I do think of us as Top and Bottom but as time goes on and I find myself more and more in this thing we do I am coming to realise that I am also somewhat of a submissive. The use of different terminology and what it means to us is something I would like to explore on here. The dynamics of a DD relationship fascinate me. I have yet to meet any two couples who have the same approach and set up. It seems that in this community we are blessed with infinite diversity.

Andra and I have been together for two years or so. We do live together but because of work commitments we are forced to spend weeks apart. These enforced separations complicate DD but I am aware that many of you will empathise as you are in similar situations. Andra is a believer in punishing misdeeds as soon as possible but sometimes that means me waiting for her to come home from a week or two away, the wait brings with it its own perfect anticipation.

I have rules. All of them have developed in response to either physical and mental health needs or to benefit me in some other way. I also have Andra's 'expectations' of me. These are things that are not made explicit in rules but a general way to behave or not to behave! Infractions are ALWAYS punished. There are sometimes mitigating circumstances but NEVER excuses. Attempts to wriggle out of punishment are not tolerated and failure to tell Andra when I have broken a rule...well, let's just say I don't fail to tell her...I am not insane :)

I hope that you enjoy meeting us and sharing your thoughts on our posts. Andra is due home this weekend and I am in a lot of trouble for various broken rules, so watch this space I am sure we will have details for you!


Wednesday, 11 July 2012

Andra

A bit more about us ...... You can call me Andra and my darling girl is Alfre. For all intents and purposes when people look at us they see a pretty run of the mill lesbian couple; in love, at ease, happy, in tune with one another – which we are. But what they don’t see is one of the biggest reasons that contribute to that – domestic discipline. This dynamic is integral to who we both are as well as to our relationship.
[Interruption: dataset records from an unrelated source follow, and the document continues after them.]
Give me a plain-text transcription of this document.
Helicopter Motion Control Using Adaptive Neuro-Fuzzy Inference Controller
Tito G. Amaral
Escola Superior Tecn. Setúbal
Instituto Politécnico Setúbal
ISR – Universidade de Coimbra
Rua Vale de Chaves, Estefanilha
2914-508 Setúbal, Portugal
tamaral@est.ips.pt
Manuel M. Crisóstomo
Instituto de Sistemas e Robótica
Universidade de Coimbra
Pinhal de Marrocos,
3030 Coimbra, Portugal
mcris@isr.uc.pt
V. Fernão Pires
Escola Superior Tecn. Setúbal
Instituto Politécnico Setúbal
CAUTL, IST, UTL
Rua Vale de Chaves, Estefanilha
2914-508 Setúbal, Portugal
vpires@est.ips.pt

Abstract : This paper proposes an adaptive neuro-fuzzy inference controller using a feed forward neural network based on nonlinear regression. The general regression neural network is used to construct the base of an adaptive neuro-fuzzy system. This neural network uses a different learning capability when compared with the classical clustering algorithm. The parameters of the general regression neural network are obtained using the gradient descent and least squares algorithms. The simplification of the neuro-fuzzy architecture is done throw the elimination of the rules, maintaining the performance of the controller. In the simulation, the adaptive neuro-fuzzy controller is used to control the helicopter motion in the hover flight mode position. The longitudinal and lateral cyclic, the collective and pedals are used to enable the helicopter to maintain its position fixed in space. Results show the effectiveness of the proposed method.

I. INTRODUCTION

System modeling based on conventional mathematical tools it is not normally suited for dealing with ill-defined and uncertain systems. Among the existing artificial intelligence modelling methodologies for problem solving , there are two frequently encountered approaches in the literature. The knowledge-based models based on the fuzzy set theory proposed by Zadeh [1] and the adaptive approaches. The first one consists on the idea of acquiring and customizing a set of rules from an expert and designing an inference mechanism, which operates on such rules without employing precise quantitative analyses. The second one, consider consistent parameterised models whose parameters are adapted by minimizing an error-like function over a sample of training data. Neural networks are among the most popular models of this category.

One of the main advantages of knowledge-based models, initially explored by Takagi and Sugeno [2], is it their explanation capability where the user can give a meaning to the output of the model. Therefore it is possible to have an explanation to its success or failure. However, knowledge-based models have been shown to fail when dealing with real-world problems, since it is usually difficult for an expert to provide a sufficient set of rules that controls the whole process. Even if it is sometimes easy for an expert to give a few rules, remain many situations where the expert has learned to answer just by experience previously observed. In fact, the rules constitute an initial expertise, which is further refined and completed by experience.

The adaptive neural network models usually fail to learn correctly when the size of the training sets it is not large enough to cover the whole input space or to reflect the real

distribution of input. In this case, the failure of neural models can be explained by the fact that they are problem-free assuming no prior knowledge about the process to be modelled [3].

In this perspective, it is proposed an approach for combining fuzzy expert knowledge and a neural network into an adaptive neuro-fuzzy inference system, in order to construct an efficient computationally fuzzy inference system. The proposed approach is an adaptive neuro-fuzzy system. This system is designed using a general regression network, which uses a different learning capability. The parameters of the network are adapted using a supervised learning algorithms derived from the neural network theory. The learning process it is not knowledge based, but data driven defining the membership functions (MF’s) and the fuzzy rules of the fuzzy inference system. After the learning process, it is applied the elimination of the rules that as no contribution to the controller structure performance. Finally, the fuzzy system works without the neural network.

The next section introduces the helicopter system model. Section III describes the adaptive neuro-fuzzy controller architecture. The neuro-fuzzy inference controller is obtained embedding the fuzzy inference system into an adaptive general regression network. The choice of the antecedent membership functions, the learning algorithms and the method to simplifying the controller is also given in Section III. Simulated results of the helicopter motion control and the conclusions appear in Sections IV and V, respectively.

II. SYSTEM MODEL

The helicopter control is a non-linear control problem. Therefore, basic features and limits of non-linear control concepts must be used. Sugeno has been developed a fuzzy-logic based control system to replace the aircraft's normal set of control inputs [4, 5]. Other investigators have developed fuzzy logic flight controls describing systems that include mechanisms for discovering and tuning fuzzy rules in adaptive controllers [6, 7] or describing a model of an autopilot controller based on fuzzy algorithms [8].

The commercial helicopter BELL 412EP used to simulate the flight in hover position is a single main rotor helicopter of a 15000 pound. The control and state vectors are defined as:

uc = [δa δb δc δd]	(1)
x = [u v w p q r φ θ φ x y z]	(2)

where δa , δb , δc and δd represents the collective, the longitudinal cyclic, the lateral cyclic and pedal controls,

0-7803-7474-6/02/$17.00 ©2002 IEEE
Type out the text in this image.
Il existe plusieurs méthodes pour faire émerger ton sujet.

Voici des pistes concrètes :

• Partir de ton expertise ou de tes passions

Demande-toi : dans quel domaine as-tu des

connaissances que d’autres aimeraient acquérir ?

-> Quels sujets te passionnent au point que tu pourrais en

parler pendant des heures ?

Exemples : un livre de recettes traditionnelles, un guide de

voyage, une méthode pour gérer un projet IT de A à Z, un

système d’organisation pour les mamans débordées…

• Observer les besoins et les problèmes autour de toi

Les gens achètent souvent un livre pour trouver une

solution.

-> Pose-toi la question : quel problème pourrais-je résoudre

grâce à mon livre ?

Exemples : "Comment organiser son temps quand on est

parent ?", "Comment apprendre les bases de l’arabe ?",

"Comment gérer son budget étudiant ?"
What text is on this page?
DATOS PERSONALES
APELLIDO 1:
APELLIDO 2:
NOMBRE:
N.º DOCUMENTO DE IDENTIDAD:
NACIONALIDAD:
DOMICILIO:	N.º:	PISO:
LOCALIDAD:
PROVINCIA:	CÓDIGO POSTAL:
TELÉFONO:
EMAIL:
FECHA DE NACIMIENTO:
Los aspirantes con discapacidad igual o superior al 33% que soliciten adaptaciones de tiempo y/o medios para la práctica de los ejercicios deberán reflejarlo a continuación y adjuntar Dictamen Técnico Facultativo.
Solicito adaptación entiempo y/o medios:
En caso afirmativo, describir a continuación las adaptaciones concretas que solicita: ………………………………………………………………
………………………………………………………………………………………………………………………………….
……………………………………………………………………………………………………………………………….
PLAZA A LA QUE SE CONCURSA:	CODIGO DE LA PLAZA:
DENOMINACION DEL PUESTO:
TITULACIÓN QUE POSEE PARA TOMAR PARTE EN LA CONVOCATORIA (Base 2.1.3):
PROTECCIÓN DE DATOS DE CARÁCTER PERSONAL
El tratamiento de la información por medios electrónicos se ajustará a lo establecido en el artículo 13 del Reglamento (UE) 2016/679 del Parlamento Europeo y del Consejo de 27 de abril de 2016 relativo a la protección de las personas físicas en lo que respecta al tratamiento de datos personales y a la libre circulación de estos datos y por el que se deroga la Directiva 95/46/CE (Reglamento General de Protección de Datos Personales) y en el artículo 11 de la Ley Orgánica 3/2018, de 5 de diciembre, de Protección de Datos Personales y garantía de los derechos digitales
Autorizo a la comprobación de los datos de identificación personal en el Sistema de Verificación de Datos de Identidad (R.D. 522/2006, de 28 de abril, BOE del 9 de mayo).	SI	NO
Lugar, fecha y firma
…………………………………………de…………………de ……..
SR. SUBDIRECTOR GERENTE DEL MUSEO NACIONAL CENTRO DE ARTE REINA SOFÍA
I am Alfre’s Top .... this is a term which encompasses so much of what we do. As Alfre’s Top I; decide upon rules for her and administer punishment when these rules are broken, make decisions and take control when necessary, provide advice and guidance, issue instructions, spank her for reasons other than punishment ....... 

I have always had this in me and it is since being with Alfre that my true Toppy nature has blossomed into the natural and unforced essence that it is ... both a spirituality and sexuality.  It is very hard to put into words the feelings I experience when spanking Alfre and it will depend on why I am spanking her ..... but this is where our blog comes into play! Via posting I hope to not only share our DD life but also the complex feelings involved .... the power exchanges for example; the incredible high Alfre’s submission gives me because I can feel it empowering us BOTH.

 So, if you think this sounds interesting, stick around as I am now going to get Alfre to introduce herself, but then I will endeavour to post about something that is happening for us now.

Hello

Hello and welcome to our new blog!

We are a loving lesbian couple who have a relationship which is rooted in domestic discipline. We are writing this blog is to share some of our experience and hopefully make some new like-minded friends. Some of the posts we will write together and sometimes we will write individually to give both the Top and Bottom perspectives on how discipline works in our relationship.

I know there are already so many sites out there which focus on DD, we hope that our experience will add something of value to those who have an interest in the subject. We intend to add some links here to the great sites which we visit regularly.

The look and feel of the blog will change over time as we get to grips with blogger and agree on design!

Look forward to meeting you and sharing our journey.